I consider the Iranian Revolution one of the most significant events of the 20th century. The West witnessed a revolution that swept aside a powerful leader who had linked his country and its prosperity to the industrialized world, in particular to the United States. The Shah was replaced by an Islamic Revolution that came out of nowhere. Suddenly, the Shah was out, the Ayatollah was in, and the American Embassy was being held hostage.

An Islamic constitution was proclaimed. The West soon began to hear things such as the age of marriage for girls was lowered to 9 years.

You cannot visit Tehran without noticing and experiencing the politics. The face of Ayatollah Khomeini dominates the country. His picture is seen in public buildings, offices, and on large murals adorning the sides of tall commercial buildings.

Ayatollah Khomeini was succeeded by Ayatollah Khamenei, the current Supreme Leader. Khamenei and his supporters are the main leaders of power in Iran; they have control over the judiciary, the security apparatus, the armed forces, and most of the media. Just a few weeks prior to my trip, thousands of students had again rioted in Tehran. Thousands were rumoured to have been arrested.

It is apparent that a near-constant struggle is being played out in Iranian society between the conservative ruling clerics who want to maintain the Islamic Revolution and seemingly everyone else—those who are seeking more personal freedoms, more democracy, free speech, and more and better jobs. No one seems happy. Life for most appears to be a struggle.

Just before I arrived, Canadian journalist Zahra Kazemi was beaten to death by her interrogators. This was a major news story both in Canada and in Iran. The prosecution of the wrongdoers is being played out as a major political event in Iran—between the conservative clerics who want to cover it up and the reformers who want to prosecute the wrongdoers. Canada recalled its ambassador while I was there; that was a major news event in some papers.
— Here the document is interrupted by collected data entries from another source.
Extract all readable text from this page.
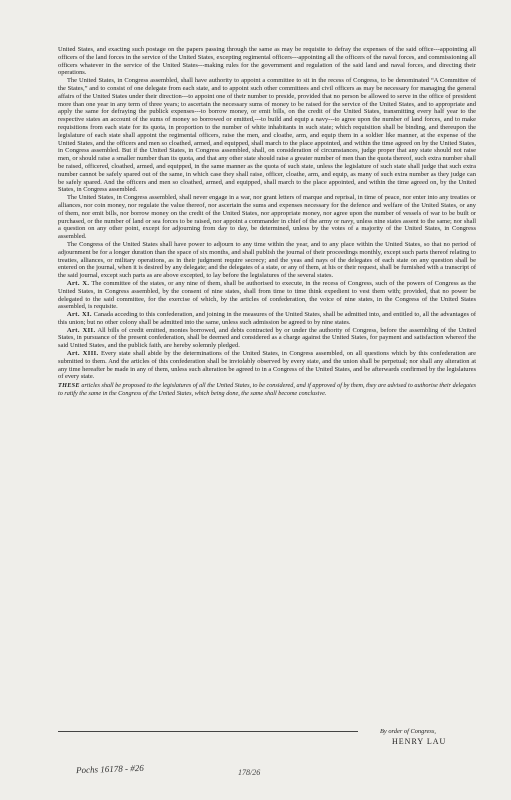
United States, and exacting such postage on the papers passing through the same as may be requisite to defray the expenses of the said office---appointing all officers of the land forces in the service of the United States, excepting regimental officers---appointing all the officers of the naval forces, and commissioning all officers whatever in the service of the United States---making rules for the government and regulation of the said land and naval forces, and directing their operations.

The United States, in Congress assembled, shall have authority to appoint a committee to sit in the recess of Congress, to be denominated “A Committee of the States,” and to consist of one delegate from each state, and to appoint such other committees and civil officers as may be necessary for managing the general affairs of the United States under their direction---to appoint one of their number to preside, provided that no person be allowed to serve in the office of president more than one year in any term of three years; to ascertain the necessary sums of money to be raised for the service of the United States, and to appropriate and apply the same for defraying the publick expenses---to borrow money, or emit bills, on the credit of the United States, transmitting every half year to the respective states an account of the sums of money so borrowed or emitted,---to build and equip a navy---to agree upon the number of land forces, and to make requisitions from each state for its quota, in proportion to the number of white inhabitants in such state; which requisition shall be binding, and thereupon the legislature of each state shall appoint the regimental officers, raise the men, and cloathe, arm, and equip them in a soldier like manner, at the expense of the United States, and the officers and men so cloathed, armed, and equipped, shall march to the place appointed, and within the time agreed on by the United States, in Congress assembled. But if the United States, in Congress assembled, shall, on consideration of circumstances, judge proper that any state should not raise men, or should raise a smaller number than its quota, and that any other state should raise a greater number of men than the quota thereof, such extra number shall be raised, officered, cloathed, armed, and equipped, in the same manner as the quota of such state, unless the legislature of such state shall judge that such extra number cannot be safely spared out of the same, in which case they shall raise, officer, cloathe, arm, and equip, as many of such extra number as they judge can be safely spared. And the officers and men so cloathed, armed, and equipped, shall march to the place appointed, and within the time agreed on, by the United States, in Congress assembled.

The United States, in Congress assembled, shall never engage in a war, nor grant letters of marque and reprisal, in time of peace, nor enter into any treaties or alliances, nor coin money, nor regulate the value thereof, nor ascertain the sums and expenses necessary for the defence and welfare of the United States, or any of them, nor emit bills, nor borrow money on the credit of the United States, nor appropriate money, nor agree upon the number of vessels of war to be built or purchased, or the number of land or sea forces to be raised, nor appoint a commander in chief of the army or navy, unless nine states assent to the same; nor shall a question on any other point, except for adjourning from day to day, be determined, unless by the votes of a majority of the United States, in Congress assembled.

The Congress of the United States shall have power to adjourn to any time within the year, and to any place within the United States, so that no period of adjournment be for a longer duration than the space of six months, and shall publish the journal of their proceedings monthly, except such parts thereof relating to treaties, alliances, or military operations, as in their judgment require secrecy; and the yeas and nays of the delegates of each state on any question shall be entered on the journal, when it is desired by any delegate; and the delegates of a state, or any of them, at his or their request, shall be furnished with a transcript of the said journal, except such parts as are above excepted, to lay before the legislatures of the several states.

Art. X. The committee of the states, or any nine of them, shall be authorised to execute, in the recess of Congress, such of the powers of Congress as the United States, in Congress assembled, by the consent of nine states, shall from time to time think expedient to vest them with; provided, that no power be delegated to the said committee, for the exercise of which, by the articles of confederation, the voice of nine states, in the Congress of the United States assembled, is requisite.

Art. XI. Canada acceding to this confederation, and joining in the measures of the United States, shall be admitted into, and entitled to, all the advantages of this union; but no other colony shall be admitted into the same, unless such admission be agreed to by nine states.

Art. XII. All bills of credit emitted, monies borrowed, and debts contracted by or under the authority of Congress, before the assembling of the United States, in pursuance of the present confederation, shall be deemed and considered as a charge against the United States, for payment and satisfaction whereof the said United States, and the publick faith, are hereby solemnly pledged.

Art. XIII. Every state shall abide by the determinations of the United States, in Congress assembled, on all questions which by this confederation are submitted to them. And the articles of this confederation shall be inviolably observed by every state, and the union shall be perpetual; nor shall any alteration at any time hereafter be made in any of them, unless such alteration be agreed to in a Congress of the United States, and be afterwards confirmed by the legislatures of every state.

THESE articles shall be proposed to the legislatures of all the United States, to be considered, and if approved of by them, they are advised to authorise their delegates to ratify the same in the Congress of the United States, which being done, the same shall become conclusive.

By order of Congress,
HENRY LAU
Pochs 16178 - #26	178/26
It seems evident that if the government cannot sort out such a simple matter as to whether or not to charge any wrongdoers with the appropriate blame arising from Kazemi’s death, that is indicative of how inefficiently governed the country
actually is.

Huge political murals dominate downtown Tehran, depicting injured or killed soldiers in the Iran-Iraq war and Ayatollah Khomeini and Ayatollah Khamenei together. One prominent mural was of a Hamas suicide bomber, with a proclamation that Iran supports the struggles of Hamas. Perhaps the most notable was a 10-storey mural that said “Death to America” with a drawing of a man dropping bombs onto an American flag.

Political rhetoric was everywhere, but I got the impression the populace was largely tired of it all and did not really support the political messages.
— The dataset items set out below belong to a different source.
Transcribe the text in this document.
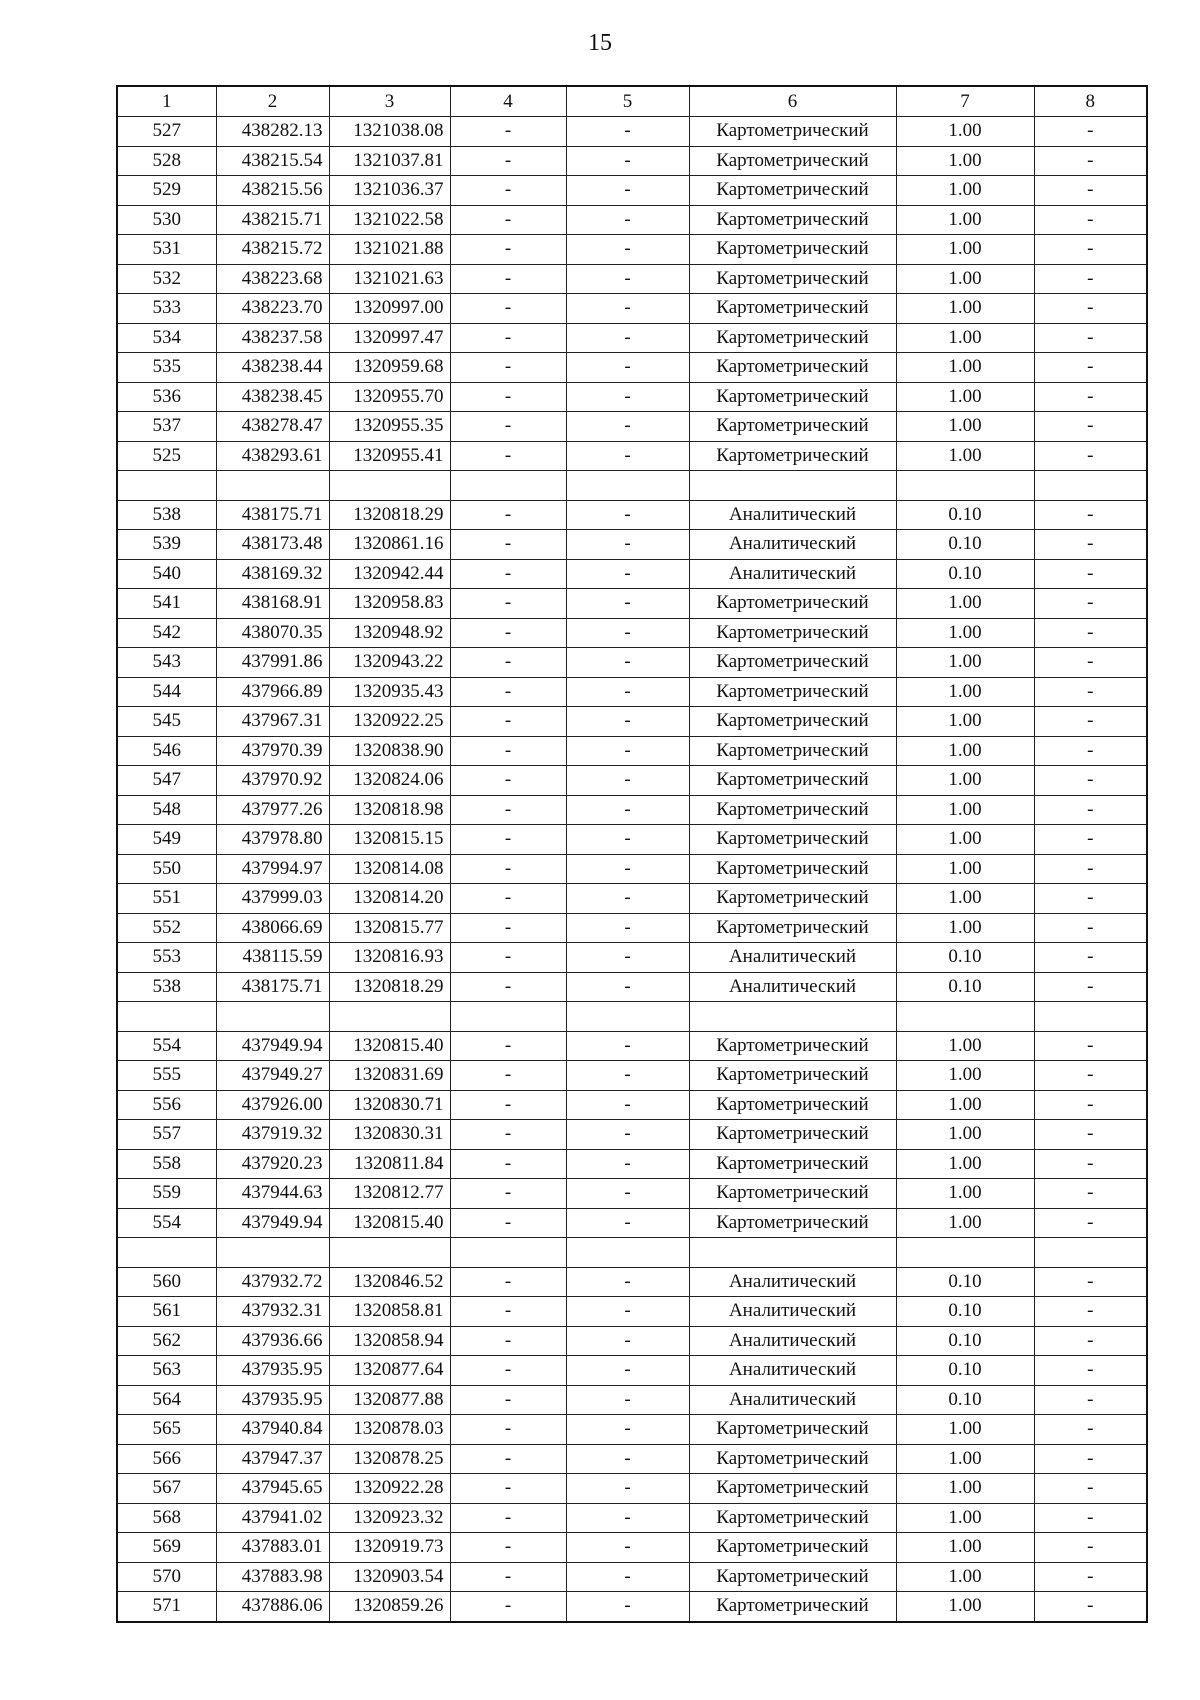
15
1	2	3	4	5	6	7	8
527	438282.13	1321038.08	-	-	Картометрический	1.00	-
528	438215.54	1321037.81	-	-	Картометрический	1.00	-
529	438215.56	1321036.37	-	-	Картометрический	1.00	-
530	438215.71	1321022.58	-	-	Картометрический	1.00	-
531	438215.72	1321021.88	-	-	Картометрический	1.00	-
532	438223.68	1321021.63	-	-	Картометрический	1.00	-
533	438223.70	1320997.00	-	-	Картометрический	1.00	-
534	438237.58	1320997.47	-	-	Картометрический	1.00	-
535	438238.44	1320959.68	-	-	Картометрический	1.00	-
536	438238.45	1320955.70	-	-	Картометрический	1.00	-
537	438278.47	1320955.35	-	-	Картометрический	1.00	-
525	438293.61	1320955.41	-	-	Картометрический	1.00	-

538	438175.71	1320818.29	-	-	Аналитический	0.10	-
539	438173.48	1320861.16	-	-	Аналитический	0.10	-
540	438169.32	1320942.44	-	-	Аналитический	0.10	-
541	438168.91	1320958.83	-	-	Картометрический	1.00	-
542	438070.35	1320948.92	-	-	Картометрический	1.00	-
543	437991.86	1320943.22	-	-	Картометрический	1.00	-
544	437966.89	1320935.43	-	-	Картометрический	1.00	-
545	437967.31	1320922.25	-	-	Картометрический	1.00	-
546	437970.39	1320838.90	-	-	Картометрический	1.00	-
547	437970.92	1320824.06	-	-	Картометрический	1.00	-
548	437977.26	1320818.98	-	-	Картометрический	1.00	-
549	437978.80	1320815.15	-	-	Картометрический	1.00	-
550	437994.97	1320814.08	-	-	Картометрический	1.00	-
551	437999.03	1320814.20	-	-	Картометрический	1.00	-
552	438066.69	1320815.77	-	-	Картометрический	1.00	-
553	438115.59	1320816.93	-	-	Аналитический	0.10	-
538	438175.71	1320818.29	-	-	Аналитический	0.10	-

554	437949.94	1320815.40	-	-	Картометрический	1.00	-
555	437949.27	1320831.69	-	-	Картометрический	1.00	-
556	437926.00	1320830.71	-	-	Картометрический	1.00	-
557	437919.32	1320830.31	-	-	Картометрический	1.00	-
558	437920.23	1320811.84	-	-	Картометрический	1.00	-
559	437944.63	1320812.77	-	-	Картометрический	1.00	-
554	437949.94	1320815.40	-	-	Картометрический	1.00	-

560	437932.72	1320846.52	-	-	Аналитический	0.10	-
561	437932.31	1320858.81	-	-	Аналитический	0.10	-
562	437936.66	1320858.94	-	-	Аналитический	0.10	-
563	437935.95	1320877.64	-	-	Аналитический	0.10	-
564	437935.95	1320877.88	-	-	Аналитический	0.10	-
565	437940.84	1320878.03	-	-	Картометрический	1.00	-
566	437947.37	1320878.25	-	-	Картометрический	1.00	-
567	437945.65	1320922.28	-	-	Картометрический	1.00	-
568	437941.02	1320923.32	-	-	Картометрический	1.00	-
569	437883.01	1320919.73	-	-	Картометрический	1.00	-
570	437883.98	1320903.54	-	-	Картометрический	1.00	-
571	437886.06	1320859.26	-	-	Картометрический	1.00	-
The site of the former American Embassy is now known as the “The Den of Spies.” Today, it is an Iranian military base. The outside walls of the compound show murals of Ayatollah Khomenei, US helicopters crashing on the desert, American marines surrendering, and the like—all meant to humiliate the US.
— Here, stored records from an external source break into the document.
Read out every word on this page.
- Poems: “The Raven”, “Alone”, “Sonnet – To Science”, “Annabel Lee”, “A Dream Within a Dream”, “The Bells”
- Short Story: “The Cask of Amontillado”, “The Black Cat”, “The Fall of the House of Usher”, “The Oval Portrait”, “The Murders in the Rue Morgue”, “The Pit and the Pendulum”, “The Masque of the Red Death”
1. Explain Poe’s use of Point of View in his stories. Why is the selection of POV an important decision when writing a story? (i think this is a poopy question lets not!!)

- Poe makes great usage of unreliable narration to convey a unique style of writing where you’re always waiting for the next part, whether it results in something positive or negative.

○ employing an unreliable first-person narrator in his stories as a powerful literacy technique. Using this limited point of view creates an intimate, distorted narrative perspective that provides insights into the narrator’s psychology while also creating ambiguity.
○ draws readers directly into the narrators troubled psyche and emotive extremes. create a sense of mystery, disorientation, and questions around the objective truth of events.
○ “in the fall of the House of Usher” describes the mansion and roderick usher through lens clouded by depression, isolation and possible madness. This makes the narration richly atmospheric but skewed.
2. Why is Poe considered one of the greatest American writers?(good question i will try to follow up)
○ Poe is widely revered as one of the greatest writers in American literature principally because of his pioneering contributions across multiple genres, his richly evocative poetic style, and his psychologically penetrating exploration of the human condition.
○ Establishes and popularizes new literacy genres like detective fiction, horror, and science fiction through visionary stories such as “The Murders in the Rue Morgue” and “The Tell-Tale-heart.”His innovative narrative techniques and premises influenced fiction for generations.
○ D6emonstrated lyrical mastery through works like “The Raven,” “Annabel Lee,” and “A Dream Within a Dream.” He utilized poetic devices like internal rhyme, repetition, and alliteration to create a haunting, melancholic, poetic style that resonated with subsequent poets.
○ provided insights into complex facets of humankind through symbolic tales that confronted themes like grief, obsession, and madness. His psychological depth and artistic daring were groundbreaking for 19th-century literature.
It was clear that the politics of Iran were such that the clerics had a stranglehold on Iranian society that was causing public frustration, particularly among students. There seemed to be a great deal of criticism of the prevailing government, which is led by reformist President Khatami. The dissatisfaction appears due to his seeming inability to push through substantial reforms to moderate the conservative ruling clergy.

Change is very slow but has occurred. For example, I was told that lyrics in music have been allowed again in the last two years.

I describe life in Iran as “Taliban lite.” Iran is certainly an Islamic state in every respect. The ruling clergy are the supreme leaders of the country. The elected parliament has influence but little real power. Women are required to be modest at all times. The sexes are clearly segregated in matters such as swimming or working out, but unlike Saudi Arabia, women are allowed to work with men and are allowed to drive a vehicle.

As much as I admired and enjoyed Dubai and its accomplishments, it is really Iran that has taken hold of my interest and I long to return to Persia—anywhere, that is, except to Tehran itself.